|
|
3.4.3.1 Deprivation of Orthography or Semantics
In order to see how CLASPnet would cope with partial input, I rewrote the first test corpus so as to replace all the values of either the semantic representations or the orthographic representations with zeros. In this manner, no activation could pass from the relevant part of the input layer to the corresponding hidden layer, and this layer, in turn, could no longer influence the large hidden layer.

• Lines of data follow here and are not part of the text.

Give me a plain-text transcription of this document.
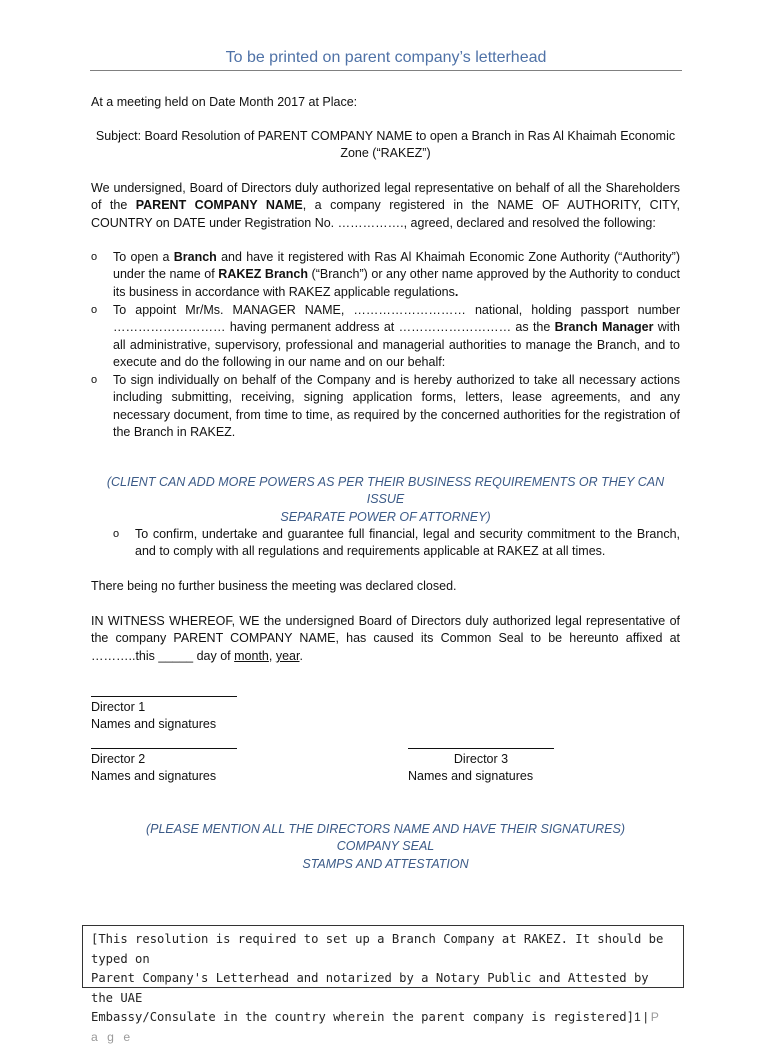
To be printed on parent company’s letterhead

At a meeting held on Date Month 2017 at Place:

Subject: Board Resolution of PARENT COMPANY NAME to open a Branch in Ras Al Khaimah Economic
Zone (“RAKEZ”)

We undersigned, Board of Directors duly authorized legal representative on behalf of all the Shareholders of the PARENT COMPANY NAME, a company registered in the NAME OF AUTHORITY, CITY, COUNTRY on DATE under Registration No. ……………., agreed, declared and resolved the following:

o To open a Branch and have it registered with Ras Al Khaimah Economic Zone Authority (“Authority”) under the name of RAKEZ Branch (“Branch”) or any other name approved by the Authority to conduct its business in accordance with RAKEZ applicable regulations.
o To appoint Mr/Ms. MANAGER NAME, ……………………… national, holding passport number ……………………… having permanent address at ……………………… as the Branch Manager with all administrative, supervisory, professional and managerial authorities to manage the Branch, and to execute and do the following in our name and on our behalf:
o To sign individually on behalf of the Company and is hereby authorized to take all necessary actions including submitting, receiving, signing application forms, letters, lease agreements, and any necessary document, from time to time, as required by the concerned authorities for the registration of the Branch in RAKEZ.
(CLIENT CAN ADD MORE POWERS AS PER THEIR BUSINESS REQUIREMENTS OR THEY CAN ISSUE
SEPARATE POWER OF ATTORNEY)
o To confirm, undertake and guarantee full financial, legal and security commitment to the Branch, and to comply with all regulations and requirements applicable at RAKEZ at all times.

There being no further business the meeting was declared closed.

IN WITNESS WHEREOF, WE the undersigned Board of Directors duly authorized legal representative of the company PARENT COMPANY NAME, has caused its Common Seal to be hereunto affixed at ………..this _____ day of month, year.

Director 1
Names and signatures
Director 2
Names and signatures
Director 3
Names and signatures
(PLEASE MENTION ALL THE DIRECTORS NAME AND HAVE THEIR SIGNATURES)
COMPANY SEAL
STAMPS AND ATTESTATION
[This resolution is required to set up a Branch Company at RAKEZ. It should be typed on
Parent Company's Letterhead and notarized by a Notary Public and Attested by the UAE
Embassy/Consulate in the country wherein the parent company is registered]1 | P a g e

The leftmost bar of each group in Figure 3.25 always shows the performance of the 'normal' test corpus, with the orthography-only corpus second, and the semantics-only corpus third. It is not surprising to see that the semantics-only corpus nearly always leads to the worst result -- the tasks are, after all, fairly syntactic in nature, and the semantic representation itself with its perceptual, Gestalt, and instinctive units seems poorly equipped to determine whether, for example, a clause is passive or active. However, Figure 3.25 also shows that the orthography-only corpus leads to results which are noticeably worse than the normal corpus. On average, the orthography-only corpus misses about 40% of the positive classifications which it should have made. For all these cases, the difference between the orthography-only corpus and the normal corpus can only be explained by the absence of the semantic input representations.
So, what this experiment demonstrates is that when a connectionist network like CLASPnet is given the option of using even very limited local semantic information for classification tasks involving high-level structural properties, it will make use of this information and come to depend on it. Take it away and the network is crippled.